SønderjyskEs Louise Ellebæk wurde zur besten Spielerin der Partie gekürt.

Louise Ellebæk wurde nach dem Spiel zur besten Spielerin der Partie gewählt: „Wir haben einfach einen höheren Gang einlegen können als Silkeborg, und dann war es auch eine Willenssache", so die Torschützenkönigin.

Lea Hansen hatte bei ihrer Rückkehr zu SønderjyskE nicht damit gerechnet, einmal eine Medaille zu holen, aber für sie ging der Sieg völlig in Ordnung: „Wir sind die bessere Mannschaft, haben eine bessere Breite, und wir sind einfach physisch stärker als Silkeborg“, sagt die Nordschleswigerin.

Glückwünsche vom Bürgermeister

SønderjyskE-Trainer Peter Nielsen mit einem Stapel Medaillen im Gespräch mit Apenrades Bürgermeister Jan Riber Jakobsen.

Unter den vielen euphorischen Zuschauerinnen und Zuschauern aus Apenrade war auch Bürgermeister Jan Riber Jakobsen – früher selbst Schiedsrichter im dänischen Liga-Handball.

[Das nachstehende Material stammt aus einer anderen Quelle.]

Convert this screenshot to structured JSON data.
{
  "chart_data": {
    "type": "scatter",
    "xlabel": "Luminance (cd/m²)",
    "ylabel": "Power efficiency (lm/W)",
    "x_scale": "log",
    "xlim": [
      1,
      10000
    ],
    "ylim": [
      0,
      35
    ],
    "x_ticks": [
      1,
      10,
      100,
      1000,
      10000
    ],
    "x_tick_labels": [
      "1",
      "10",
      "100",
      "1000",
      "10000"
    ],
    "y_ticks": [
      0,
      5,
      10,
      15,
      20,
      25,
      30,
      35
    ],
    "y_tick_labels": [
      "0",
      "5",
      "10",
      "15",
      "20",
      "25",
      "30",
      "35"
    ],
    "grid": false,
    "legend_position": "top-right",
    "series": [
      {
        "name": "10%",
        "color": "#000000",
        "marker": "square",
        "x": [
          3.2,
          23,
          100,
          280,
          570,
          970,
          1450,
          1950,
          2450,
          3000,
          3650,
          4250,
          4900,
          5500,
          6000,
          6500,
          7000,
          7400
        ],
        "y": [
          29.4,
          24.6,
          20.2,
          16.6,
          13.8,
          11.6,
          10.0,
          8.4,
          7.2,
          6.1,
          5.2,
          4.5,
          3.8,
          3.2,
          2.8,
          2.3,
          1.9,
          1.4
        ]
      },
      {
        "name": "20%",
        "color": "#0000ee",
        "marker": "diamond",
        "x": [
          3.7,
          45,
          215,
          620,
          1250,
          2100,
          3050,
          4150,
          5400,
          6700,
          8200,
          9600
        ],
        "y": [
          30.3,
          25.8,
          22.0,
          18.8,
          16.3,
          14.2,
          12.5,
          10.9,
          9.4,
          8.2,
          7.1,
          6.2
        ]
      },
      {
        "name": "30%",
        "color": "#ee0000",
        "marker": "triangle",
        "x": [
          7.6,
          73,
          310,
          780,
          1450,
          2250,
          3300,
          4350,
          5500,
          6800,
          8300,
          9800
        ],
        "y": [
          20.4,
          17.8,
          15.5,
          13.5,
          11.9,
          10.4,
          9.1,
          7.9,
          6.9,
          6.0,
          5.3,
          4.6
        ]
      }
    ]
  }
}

Er beglückwünschte die Spielerinnen nach der Partie: „Ich habe mich bei den Spielerinnen bedankt und ihnen gesagt, dass sie die Tragweite ihres Erfolgs jetzt vielleicht gar nicht erkennen können. Es war ein wichtiger Sieg für ganz Nordschleswig“, so der Bürgermeister. „Die Erfahrung, die sie hier gemacht haben, wird der Mannschaft in den kommenden Jahren weiterhelfen.“

June Bøttger wurde am Final-Wochenende immer besser: SønderjyskE wollte den Sieg mehr als Silkeborg.